Knowing this, don't try to change your partner to suit your mould. Instead, respect individuality; after all, that's what makes for uniqueness — iron out issues that contravene happiness. Learn to listen to each other and sway to the superior argument. If you disagree, communicate differences without incivility when the tension is mild.

Spouses must value communication. Marriage won't serve friendship on a platter but spending time together will. Engage the mood. Deliberately snug into a romantic soap with your hot chocolate and tender arm around her shoulders. There's no telling what will happen next.

If You Had Sex Last Night, Smile

An unwise spouse creates hell in the home by using sex as payback. Never use sex as a negotiating implement. If you feel hurt by your spouse, don't deny sex, but talk things over in a warm ambience.

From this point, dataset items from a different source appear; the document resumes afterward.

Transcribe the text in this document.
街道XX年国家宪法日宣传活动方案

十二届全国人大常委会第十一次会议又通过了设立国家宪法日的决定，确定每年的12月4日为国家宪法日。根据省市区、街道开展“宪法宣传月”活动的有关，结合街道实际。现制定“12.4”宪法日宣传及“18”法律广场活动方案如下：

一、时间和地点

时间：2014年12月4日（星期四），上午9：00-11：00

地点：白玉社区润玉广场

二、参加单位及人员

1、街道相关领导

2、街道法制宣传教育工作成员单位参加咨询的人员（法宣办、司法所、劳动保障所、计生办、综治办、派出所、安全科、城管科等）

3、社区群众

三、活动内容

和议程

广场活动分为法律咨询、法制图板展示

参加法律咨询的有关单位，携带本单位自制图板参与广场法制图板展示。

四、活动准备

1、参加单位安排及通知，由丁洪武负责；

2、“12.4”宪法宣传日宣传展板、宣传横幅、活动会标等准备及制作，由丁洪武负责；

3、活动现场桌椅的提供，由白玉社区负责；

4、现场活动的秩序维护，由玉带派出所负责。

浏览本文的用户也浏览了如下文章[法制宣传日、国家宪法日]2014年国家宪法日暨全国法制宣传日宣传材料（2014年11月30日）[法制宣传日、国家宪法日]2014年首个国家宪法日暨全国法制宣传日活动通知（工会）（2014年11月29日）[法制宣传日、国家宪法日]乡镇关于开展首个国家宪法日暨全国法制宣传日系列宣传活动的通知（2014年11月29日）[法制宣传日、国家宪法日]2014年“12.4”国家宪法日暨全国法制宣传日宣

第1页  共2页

Seize the right moment to strike home your point. Freshen up with a warm shower and Eau de toilette. Please take advantage of your negligee and hear his thumping heartbeat cuddled under the sheet. Don't say goodnight without being injected and filled with the hormone testosterone. Sex heals and doesn't allow unforgiveness to fester. Value the sexual experiences and make intimacy a sacred routine.

Money Brings Honey

The best way to handle a neurotic wife is to get her on an all-expensed paid trip to the sun-kissed beaches of the Bahamas. She is robed for moonlit dining on her favourite cuisine specials with tequila and cocktail delight.

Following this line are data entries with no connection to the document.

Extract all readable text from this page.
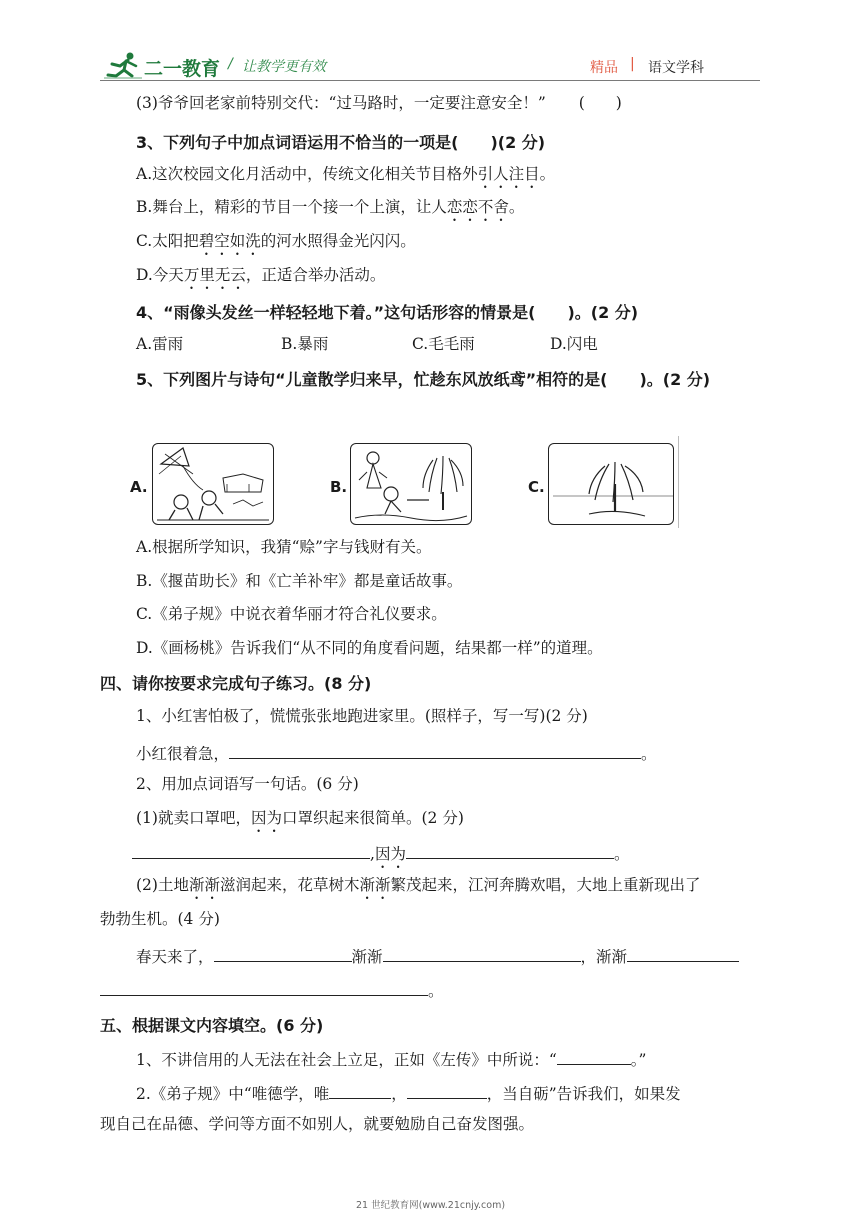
二一教育 / 让教学更有效	精品 | 语文学科
(3)爷爷回老家前特别交代：“过马路时，一定要注意安全！” (　　)
3、下列句子中加点词语运用不恰当的一项是(　　)(2 分)
A.这次校园文化月活动中，传统文化相关节目格外引人注目。
B.舞台上，精彩的节目一个接一个上演，让人恋恋不舍。
C.太阳把碧空如洗的河水照得金光闪闪。
D.今天万里无云，正适合举办活动。
4、“雨像头发丝一样轻轻地下着。”这句话形容的情景是(　　)。(2 分)
A.雷雨	B.暴雨	C.毛毛雨	D.闪电
5、下列图片与诗句“儿童散学归来早，忙趁东风放纸鸢”相符的是(　　)。(2 分)
A.	B.	C.
A.根据所学知识，我猜“赊”字与钱财有关。
B.《揠苗助长》和《亡羊补牢》都是童话故事。
C.《弟子规》中说衣着华丽才符合礼仪要求。
D.《画杨桃》告诉我们“从不同的角度看问题，结果都一样”的道理。
四、请你按要求完成句子练习。(8 分)
1、小红害怕极了，慌慌张张地跑进家里。(照样子，写一写)(2 分)
小红很着急，	。
2、用加点词语写一句话。(6 分)
(1)就卖口罩吧，因为口罩织起来很简单。(2 分)
,因为	。
(2)土地渐渐滋润起来，花草树木渐渐繁茂起来，江河奔腾欢唱，大地上重新现出了
勃勃生机。(4 分)
春天来了，	渐渐	，渐渐
。
五、根据课文内容填空。(6 分)
1、不讲信用的人无法在社会上立足，正如《左传》中所说：“	。”
2.《弟子规》中“唯德学，唯	，	，当自砺”告诉我们，如果发
现自己在品德、学问等方面不如别人，就要勉励自己奋发图强。
21 世纪教育网(www.21cnjy.com)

When last did you take your spouse on vacation? Get wild in romantic adventure. A planned vacation is what both of you need to alleviate tension and reposition yourselves for a strategic upliftment.

But it's one thing to plan, and another to execute. Having the funds to prosecute scheduled vacations will bring a fresh boost of positive energy to the home. Your spouse will feel secure and stay confident. Whatever it takes to actualize a break, do it. It's going to be worth your while, saving you the headaches of pent up accumulated stress. So plan, save, and execute.

The Two Shall Become One

Your spouse must be rated top of your charts on the leaderboard day-in-day-out. Honour your spouse ahead of your extended family, bosom or childhood friends, and any Homosapien or extraterrestrial.

Many homes have crumbled because they entertained external influences and a bias. No matter how pragmatic, the natural tendency is for kindred to align with their bloodline and share sentiments — compromising truth, honesty and integrity. Marriage relationships that condone third party encumbrances will invite chaos associated with partiality.

An Abusive Marriage Destroys

If you find yourself in a physically abusive marriage, get out immediately! A brush with a violent spouse could leave you badly hurt, with a broken bone, deformed, or even cost you life.

Love is not enough incentive to endure battering in marriage. It's bad enough to condone verbal assault, but nobody should allow a spouse to engage in physical violation of any sort. If it happens, it's time to call it quits.

Marriage is a life-long learning process. If you play according to the rules, it is guaranteed to bring happiness.